It was standing room only with a line out the door for the celebration of life held in honor of Fiore Market Café matriarch, Anne Disselhorst, on Friday afternoon at Fremont Centre Theatre. The line was made up of friends and community members, all patrons of our beloved Café, who wanted to have a moment with Anne’s husband, Bill, and simply share their love for Anne and their sorrow for her loss. Gorgeous flowers flowed throughout the patio, lobby and restaurant; several arrangements from neighbors Patrice and Jessica of Vave Studios as well as dozens of beautiful and simple wildflowers brought by the friends who came to gather and be together.
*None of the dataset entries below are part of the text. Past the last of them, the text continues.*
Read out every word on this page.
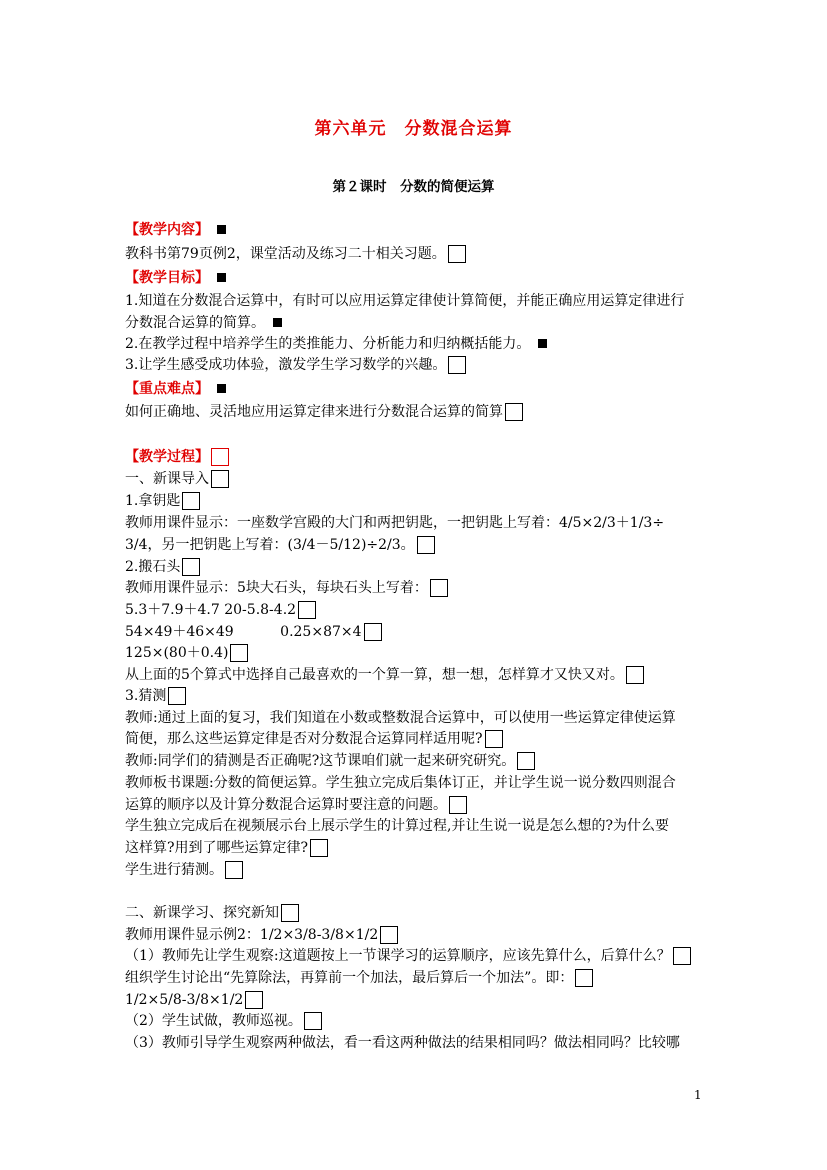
第六单元　分数混合运算
第２课时　分数的简便运算
【教学内容】
教科书第79页例2，课堂活动及练习二十相关习题。
【教学目标】
1.知道在分数混合运算中，有时可以应用运算定律使计算简便，并能正确应用运算定律进行
分数混合运算的简算。
2.在教学过程中培养学生的类推能力、分析能力和归纳概括能力。
3.让学生感受成功体验，激发学生学习数学的兴趣。
【重点难点】
如何正确地、灵活地应用运算定律来进行分数混合运算的简算
【教学过程】
一、新课导入
1.拿钥匙
教师用课件显示：一座数学宫殿的大门和两把钥匙，一把钥匙上写着：4/5×2/3＋1/3÷
3/4，另一把钥匙上写着：(3/4－5/12)÷2/3。
2.搬石头
教师用课件显示：5块大石头，每块石头上写着：
5.3＋7.9＋4.7 20-5.8-4.2
54×49＋46×49　　　 0.25×87×4
125×(80＋0.4)
从上面的5个算式中选择自己最喜欢的一个算一算，想一想，怎样算才又快又对。
3.猜测
教师:通过上面的复习，我们知道在小数或整数混合运算中，可以使用一些运算定律使运算
简便，那么这些运算定律是否对分数混合运算同样适用呢?
教师:同学们的猜测是否正确呢?这节课咱们就一起来研究研究。
教师板书课题:分数的简便运算。学生独立完成后集体订正，并让学生说一说分数四则混合
运算的顺序以及计算分数混合运算时要注意的问题。
学生独立完成后在视频展示台上展示学生的计算过程,并让生说一说是怎么想的?为什么要
这样算?用到了哪些运算定律?
学生进行猜测。
二、新课学习、探究新知
教师用课件显示例2：1/2×3/8-3/8×1/2
（1）教师先让学生观察:这道题按上一节课学习的运算顺序，应该先算什么，后算什么？
组织学生讨论出“先算除法，再算前一个加法，最后算后一个加法”。即：
1/2×5/8-3/8×1/2
（2）学生试做，教师巡视。
（3）教师引导学生观察两种做法，看一看这两种做法的结果相同吗？做法相同吗？比较哪
1
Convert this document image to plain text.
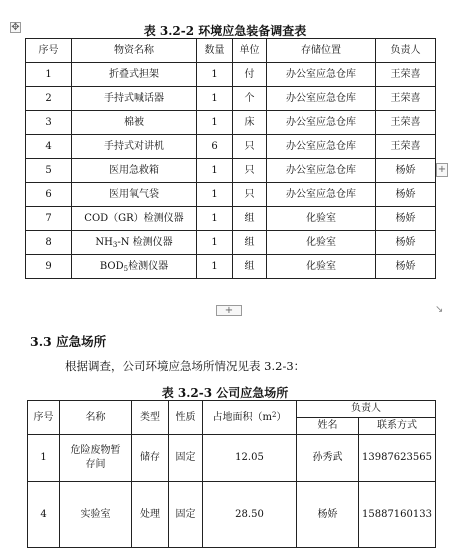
✥	表 3.2-2 环境应急装备调查表
序号	物资名称	数量	单位	存储位置	负责人
1	折叠式担架	1	付	办公室应急仓库	王荣喜
2	手持式喊话器	1	个	办公室应急仓库	王荣喜
3	棉被	1	床	办公室应急仓库	王荣喜
4	手持式对讲机	6	只	办公室应急仓库	王荣喜
5	医用急救箱	1	只	办公室应急仓库	杨娇
6	医用氧气袋	1	只	办公室应急仓库	杨娇
7	COD（GR）检测仪器	1	组	化验室	杨娇
8	$NH_3-N$ 检测仪器	1	组	化验室	杨娇
9	$BOD_5$检测仪器	1	组	化验室	杨娇
+
+	↘
3.3 应急场所
根据调查，公司环境应急场所情况见表 3.2-3：
表 3.2-3 公司应急场所
序号	名称	类型	性质	占地面积$(m^2)$	负责人	
					姓名	联系方式
1	危险废物暂存间	储存	固定	12.05	孙秀武	13987623565
4	实验室	处理	固定	28.50	杨娇	15887160133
A lovely lunch was served of some Fiore favorites along with their famous bread. How perfect that the community would gather to break bread together in the place that Anne and Bill created together. Bill told the story of how in 2010 he knew he was about to be without a job and wasn’t sure what he was going to do, “it was Anne who said, ‘how about if we do something together?’” Becoming emotional at the memory, he says it was she who energized him and gave him the inspiration to open the restaurant. In fact, just about every story told came back to a unifying theme; Anne had inspired them to pursue their dreams, to believe in themselves and follow their hearts.
After hugging and greeting well over a hundred people, Bill gathered everyone in the courtyard to thank them for being there explaining “Anne and I always wanted something like this; we didn’t want to open a restaurant and just serve food. We wanted people to come and just sit and hang out. People would come and think they had to leave and Anne would always tell them ‘no, just sit’.”Sons, Patrick and James were by their father’s side throughout the celebration, sometimes offering a hand on his shoulder for support, along with all of Anne’s brothers and sisters, nieces, nephews and friends, many of whom shared stories. Anne’s humor and sarcasm was also very present in the room with Bill explaining that, coming from the midwest where everyone is so sweet, he had never met anyone like Anne before and he loved their banter, teasing and lively conversations.
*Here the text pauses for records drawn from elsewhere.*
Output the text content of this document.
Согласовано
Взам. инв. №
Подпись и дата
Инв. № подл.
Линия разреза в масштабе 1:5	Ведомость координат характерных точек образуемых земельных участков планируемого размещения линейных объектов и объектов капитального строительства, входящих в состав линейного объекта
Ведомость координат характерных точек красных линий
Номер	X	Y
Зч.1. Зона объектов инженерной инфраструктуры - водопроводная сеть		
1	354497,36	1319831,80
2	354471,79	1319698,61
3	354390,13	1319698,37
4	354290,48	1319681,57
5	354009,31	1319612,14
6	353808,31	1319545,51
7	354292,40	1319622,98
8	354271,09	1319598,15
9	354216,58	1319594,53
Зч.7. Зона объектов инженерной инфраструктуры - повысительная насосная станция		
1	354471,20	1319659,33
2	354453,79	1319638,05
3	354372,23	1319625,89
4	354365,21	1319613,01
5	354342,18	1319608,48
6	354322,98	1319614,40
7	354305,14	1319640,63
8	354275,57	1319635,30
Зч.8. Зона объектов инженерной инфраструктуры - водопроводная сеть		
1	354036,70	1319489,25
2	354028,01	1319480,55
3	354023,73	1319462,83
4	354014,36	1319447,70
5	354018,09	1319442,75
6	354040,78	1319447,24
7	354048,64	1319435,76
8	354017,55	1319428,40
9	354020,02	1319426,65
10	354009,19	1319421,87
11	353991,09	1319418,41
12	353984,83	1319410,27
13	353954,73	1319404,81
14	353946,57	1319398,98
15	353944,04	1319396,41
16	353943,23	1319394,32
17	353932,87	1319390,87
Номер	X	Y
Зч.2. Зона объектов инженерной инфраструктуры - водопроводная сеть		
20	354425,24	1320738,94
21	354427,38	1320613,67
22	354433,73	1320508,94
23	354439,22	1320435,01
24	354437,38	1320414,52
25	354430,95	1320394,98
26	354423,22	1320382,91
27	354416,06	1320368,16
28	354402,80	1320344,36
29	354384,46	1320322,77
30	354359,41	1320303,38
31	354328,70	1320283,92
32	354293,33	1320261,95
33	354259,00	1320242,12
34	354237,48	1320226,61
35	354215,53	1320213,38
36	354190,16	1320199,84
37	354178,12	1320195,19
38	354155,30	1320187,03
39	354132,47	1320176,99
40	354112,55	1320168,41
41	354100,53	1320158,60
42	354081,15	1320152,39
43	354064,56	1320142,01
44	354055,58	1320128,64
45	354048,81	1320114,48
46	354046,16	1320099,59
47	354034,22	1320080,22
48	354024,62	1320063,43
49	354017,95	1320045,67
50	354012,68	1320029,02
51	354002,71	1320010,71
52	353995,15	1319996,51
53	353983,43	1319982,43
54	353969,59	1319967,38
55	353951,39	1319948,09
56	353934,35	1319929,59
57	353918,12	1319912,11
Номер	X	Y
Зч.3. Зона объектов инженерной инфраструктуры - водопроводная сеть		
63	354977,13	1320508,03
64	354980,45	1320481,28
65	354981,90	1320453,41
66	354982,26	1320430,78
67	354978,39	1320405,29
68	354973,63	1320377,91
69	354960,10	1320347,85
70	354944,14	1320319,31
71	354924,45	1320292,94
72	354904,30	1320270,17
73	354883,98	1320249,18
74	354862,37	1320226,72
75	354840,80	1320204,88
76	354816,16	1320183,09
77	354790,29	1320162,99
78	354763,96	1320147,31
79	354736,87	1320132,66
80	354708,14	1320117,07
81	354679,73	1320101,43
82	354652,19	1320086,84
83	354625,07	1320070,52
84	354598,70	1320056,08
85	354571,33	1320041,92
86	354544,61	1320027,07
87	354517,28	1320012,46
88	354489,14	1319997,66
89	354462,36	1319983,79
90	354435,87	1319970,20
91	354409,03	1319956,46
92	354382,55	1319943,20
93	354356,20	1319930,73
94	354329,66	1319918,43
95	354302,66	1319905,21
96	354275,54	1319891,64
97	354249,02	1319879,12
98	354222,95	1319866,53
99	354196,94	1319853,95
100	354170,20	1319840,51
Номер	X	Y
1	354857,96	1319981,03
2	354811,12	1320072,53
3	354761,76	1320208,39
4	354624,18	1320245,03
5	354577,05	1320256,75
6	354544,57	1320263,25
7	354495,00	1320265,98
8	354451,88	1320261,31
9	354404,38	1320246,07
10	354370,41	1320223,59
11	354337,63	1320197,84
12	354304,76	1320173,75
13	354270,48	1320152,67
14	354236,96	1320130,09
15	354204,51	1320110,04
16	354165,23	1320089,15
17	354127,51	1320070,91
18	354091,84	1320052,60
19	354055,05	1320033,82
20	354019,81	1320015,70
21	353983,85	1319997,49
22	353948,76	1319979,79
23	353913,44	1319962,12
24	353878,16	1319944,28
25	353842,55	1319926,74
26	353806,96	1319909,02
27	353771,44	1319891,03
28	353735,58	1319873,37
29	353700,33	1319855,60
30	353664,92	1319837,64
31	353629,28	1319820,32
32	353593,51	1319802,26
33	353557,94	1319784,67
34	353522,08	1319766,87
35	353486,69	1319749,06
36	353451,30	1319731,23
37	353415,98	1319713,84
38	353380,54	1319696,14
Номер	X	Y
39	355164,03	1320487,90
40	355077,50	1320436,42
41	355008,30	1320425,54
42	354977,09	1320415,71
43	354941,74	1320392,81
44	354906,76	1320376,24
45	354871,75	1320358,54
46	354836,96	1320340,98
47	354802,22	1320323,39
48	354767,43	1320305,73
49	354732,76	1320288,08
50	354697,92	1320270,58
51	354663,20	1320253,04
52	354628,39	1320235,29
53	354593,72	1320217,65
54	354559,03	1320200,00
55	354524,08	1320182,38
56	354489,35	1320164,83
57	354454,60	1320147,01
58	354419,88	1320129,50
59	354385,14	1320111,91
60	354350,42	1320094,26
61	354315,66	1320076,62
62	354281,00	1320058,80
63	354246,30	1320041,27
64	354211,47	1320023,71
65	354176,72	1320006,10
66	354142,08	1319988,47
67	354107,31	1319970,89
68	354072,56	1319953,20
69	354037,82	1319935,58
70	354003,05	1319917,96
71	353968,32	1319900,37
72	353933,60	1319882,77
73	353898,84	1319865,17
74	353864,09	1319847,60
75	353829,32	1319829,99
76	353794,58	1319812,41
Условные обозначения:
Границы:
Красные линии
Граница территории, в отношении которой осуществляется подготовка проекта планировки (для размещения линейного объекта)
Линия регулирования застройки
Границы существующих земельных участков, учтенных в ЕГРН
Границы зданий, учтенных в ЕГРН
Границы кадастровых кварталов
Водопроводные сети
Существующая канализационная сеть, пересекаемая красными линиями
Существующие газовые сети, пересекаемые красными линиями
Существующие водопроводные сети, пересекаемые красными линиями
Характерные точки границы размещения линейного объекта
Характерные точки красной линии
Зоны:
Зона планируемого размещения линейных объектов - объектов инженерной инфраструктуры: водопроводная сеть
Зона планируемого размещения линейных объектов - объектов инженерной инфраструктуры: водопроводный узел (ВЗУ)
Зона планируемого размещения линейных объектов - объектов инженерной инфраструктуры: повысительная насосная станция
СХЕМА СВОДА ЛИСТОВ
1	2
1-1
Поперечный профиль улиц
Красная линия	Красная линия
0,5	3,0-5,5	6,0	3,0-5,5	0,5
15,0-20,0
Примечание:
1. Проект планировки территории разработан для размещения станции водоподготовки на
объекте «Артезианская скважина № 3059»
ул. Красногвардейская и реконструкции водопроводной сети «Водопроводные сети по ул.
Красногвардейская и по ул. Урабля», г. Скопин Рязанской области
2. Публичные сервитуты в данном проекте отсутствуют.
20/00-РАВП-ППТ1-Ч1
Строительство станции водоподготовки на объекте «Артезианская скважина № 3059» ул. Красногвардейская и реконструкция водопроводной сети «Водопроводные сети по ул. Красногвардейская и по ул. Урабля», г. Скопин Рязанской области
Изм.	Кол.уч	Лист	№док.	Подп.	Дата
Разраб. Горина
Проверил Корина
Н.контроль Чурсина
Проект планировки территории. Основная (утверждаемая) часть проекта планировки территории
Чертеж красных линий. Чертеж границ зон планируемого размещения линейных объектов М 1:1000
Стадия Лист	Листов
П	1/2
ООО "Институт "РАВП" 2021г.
Bill said that whenever he complained to Anne about things getting rough or having to work too much, she always said, “your dream not mine”, eliciting laughter from the crowd. She said it maybe a thousand times recalled Bill, but he said, “I can tell you the story because she’s not going to be able to defend herself. It’s really not true,” going on to say it was she who made the dream possible by suggesting they do it together. “It was like lightening in a bottle and gave me a catalyst to do this. And from that moment until we opened the door, we were having amazing fun just thinking about what we were going to do here and driving around. Anne was always into antiques, that rustic look which I fell in love with.” He spoke of endless days of talking about how it would all unfold.
“I get so much credit for this. But the truth of the matter is it’s 60/40 Anne; the whole look of the place is Anne. We came up with the menu in a week in our kitchen at home.” Bill also said that a recipe wouldn’t go on the menu or as a special until Anne approved it, saying she had a 6th sense about it and he knew if she said it wasn’t right then he needed to tinker with it until she said it was perfect.
Story after story spoke of Anne’s generosity and it became clear she was not only an amazing mother to her own sons, but was a mother figure to her family members, to the Fiore staff, to young people she took in, to patrons who she took under her wing. It is obvious that Anne and Bill indeed created so much more than a restaurant, but rather a refuge, a home, a place where people want to stay a while. Bill told of a couple of regulars who would often come for lunch, have coffee, continue talking and come back in for a second meal and how much he loved that. Longtime friend and patron, Dublin Galyean, assured Bill that, “this community is going to live on, what you and Anne created is going to live on.”
Jack Bennett, director of Young Stars Theatre, described Anne as “always a pleasure to talk to and wonderful to have someone like her to have a business next to…someone you interact with every day, to have someone who was sweet, thoughtful and understanding…always letting us slip through the kitchen.”
Echoing that sentiment was Fremont Centre Theatre owner, Lissa Reynolds, who expressed gratitude that they could gather in the courtyard where Bill and Anne would relax together in the afternoon. “I used to introduce Anne saying ‘this is Anne of Anne and Bill; she’s the better part’. She’s probably the sweetest personality I’ve ever met; she just handles things with such a gentle presence” said Reynolds, explaining she recently had been compelled to fix up the garden; having just finished painting and planting last week, she now feels she was compelled for a reason and said, “I think this is the place that was meant for you all to celebrate Anne because this was her little, quiet spot. I feel her right here with us.”